Somos una tómbola que gira eternamente sobre el eje de una violencia que corroe, los hechos que estremecen se repiten sin cesar en este círculo vicioso que es Colombia, la niña Emberá violada hace ya dos semanas se convirtió en una cifra más dentro de las estadísticas de la barbarie, antier fueron retirados ocho infantes de marina por presunto abuso sexual, del Ejército fueron retirados 12 suboficiales y 19 soldados y en total son 118 militares los investigados, y de ellos 45 ya habían sido retirados del servicio activo. Aunque las investigaciones “avanzan” a ese ritmo al que camina en Colombia casi todo menos la muerte que espera agazapada cada que asomamos las narices en la acera, muchos de esos militares siguen activos a pesar de las pruebas y están ahí en labores de oficina, como si allí no existiese riesgo frente a sus acciones de “conquista”.
Los siete soldados que ultrajaron la niña de la casa mientras salía a buscar frutas pertenecen a la misma institución en que también otros violentaron una indígena nukak maku de quince años, a la niña la retuvieron varios días en un campamento y la hicieron su juguete, aunque han pasado diez meses desde que la Fiscalía, la Policía, el Ejército y la Procuraduría conocieron la denuncia de esta agresión, esta sigue archivada en la Fiscalía Segunda de San José del Guaviare sin avances y sin que se haya capturado a ninguno de los que participaron en aquel horror, a los nukak que son uno de los últimos pueblos nómadas del mundo los echamos de la selva y los arrojamos a la calle.
El martes la Fiscalía informó que tiene cuarenta y nueve casos de abusos contra menores indígenas, cuarenta están en etapa de juicio y nueve en investigación, dice Medicina Legal que entre enero y mayo “se han practicado 7.544 exámenes por presunto delito sexual. 6.479 fueron realizados a menores de edad”. Pero no son solo los militares los culpables. En los cuerpos de miles de mujeres se libra la peor de las batallas, ese territorio que debería ser sagrado (del género que sea) es lugar de demostración de poderío patriarcal y al mismo tiempo espejo roto de una sociedad profundamente enferma, sobre la posesión de esos cuerpos pelea cada uno de los actores del conflicto, incluidos nosotros.

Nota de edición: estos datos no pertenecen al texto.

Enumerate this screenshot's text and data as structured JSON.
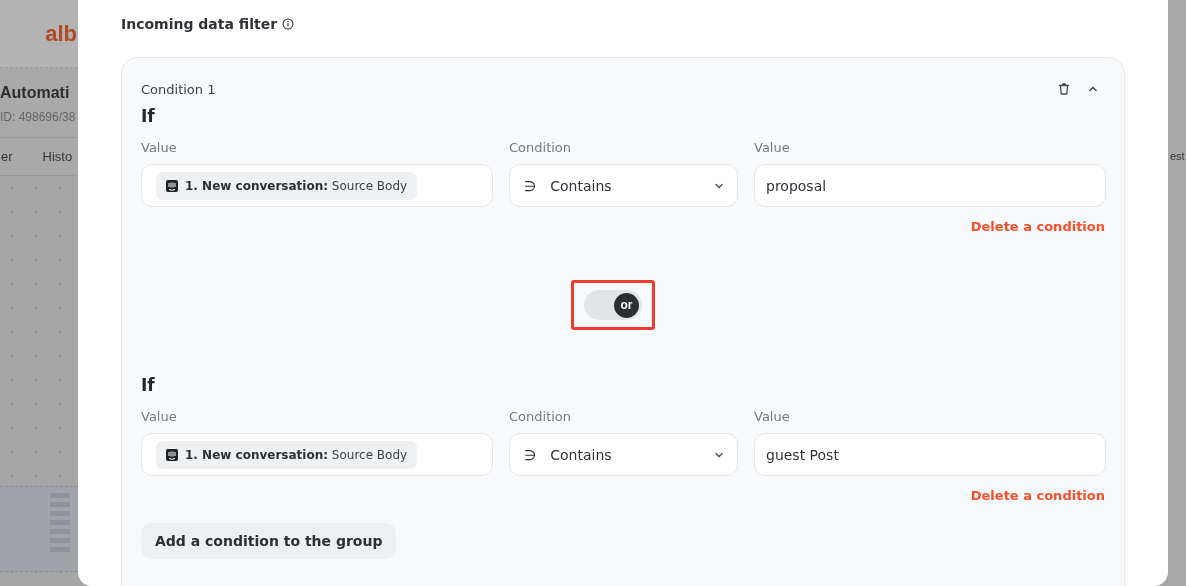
{
  "background": {
    "logo": "alb",
    "title": "Automati",
    "id": "ID: 498696/38",
    "tabs": [
      "er",
      "Histo"
    ],
    "right_tab": "est"
  },
  "modal": {
    "title": "Incoming data filter",
    "condition": {
      "title": "Condition 1",
      "expanded": true,
      "rules": [
        {
          "heading": "If",
          "value_label": "Value",
          "chip": {
            "step": "1. New conversation:",
            "field": "Source Body"
          },
          "condition_label": "Condition",
          "operator_symbol": "∋",
          "operator": "Contains",
          "value2_label": "Value",
          "value": "proposal",
          "delete": "Delete a condition"
        },
        {
          "heading": "If",
          "value_label": "Value",
          "chip": {
            "step": "1. New conversation:",
            "field": "Source Body"
          },
          "condition_label": "Condition",
          "operator_symbol": "∋",
          "operator": "Contains",
          "value2_label": "Value",
          "value": "guest Post",
          "delete": "Delete a condition"
        }
      ],
      "connector": {
        "label": "or",
        "on": true,
        "highlighted": true
      },
      "add_button": "Add a condition to the group"
    }
  }
}
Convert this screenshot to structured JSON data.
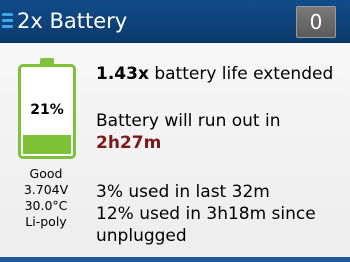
{
  "header": {
    "title": "2x Battery",
    "badge_count": "0",
    "menu_icon": "menu-icon"
  },
  "battery": {
    "percent_text": "21%",
    "level": 0.21,
    "color": "#7dc238",
    "status": "Good",
    "voltage": "3.704V",
    "temperature": "30.0°C",
    "type": "Li-poly"
  },
  "info": {
    "extended_value": "1.43x",
    "extended_text": " battery life extended",
    "runout_label": "Battery will run out in",
    "runout_time": "2h27m",
    "used_recent": "3% used in last 32m",
    "used_since_line1": "12% used in 3h18m since",
    "used_since_line2": "unplugged"
  }
}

Pero no deberíamos sólo señalar y juzgar a esos militares, ellos como usted y yo también tenían expectativas, familia y afectos, deberíamos más bien cuestionarnos acerca de qué hemos hecho tan mal como colectivo para que estos comportamientos se perpetúen, a propósito de nuestras responsabilidades dice Lucia González miembro de la Comisión de la verdad en un hermoso texto recién publicado: “pobres jóvenes bárbaros, que en un segundo de su existencia, desconocido para nosotros, también perdieron la vida. Propongo que ante el juicio y el señalamiento, alguien se preocupe por arrojar una luz que les permita reconocer el horror perpetrado, hacer contrición de corazón y apegarse a algo que les conceda ser algún día hombres respetables. Que alguien les pregunte por los sueños que tenían para ver si de ahí hay un lugar al que puedan atar su redención”.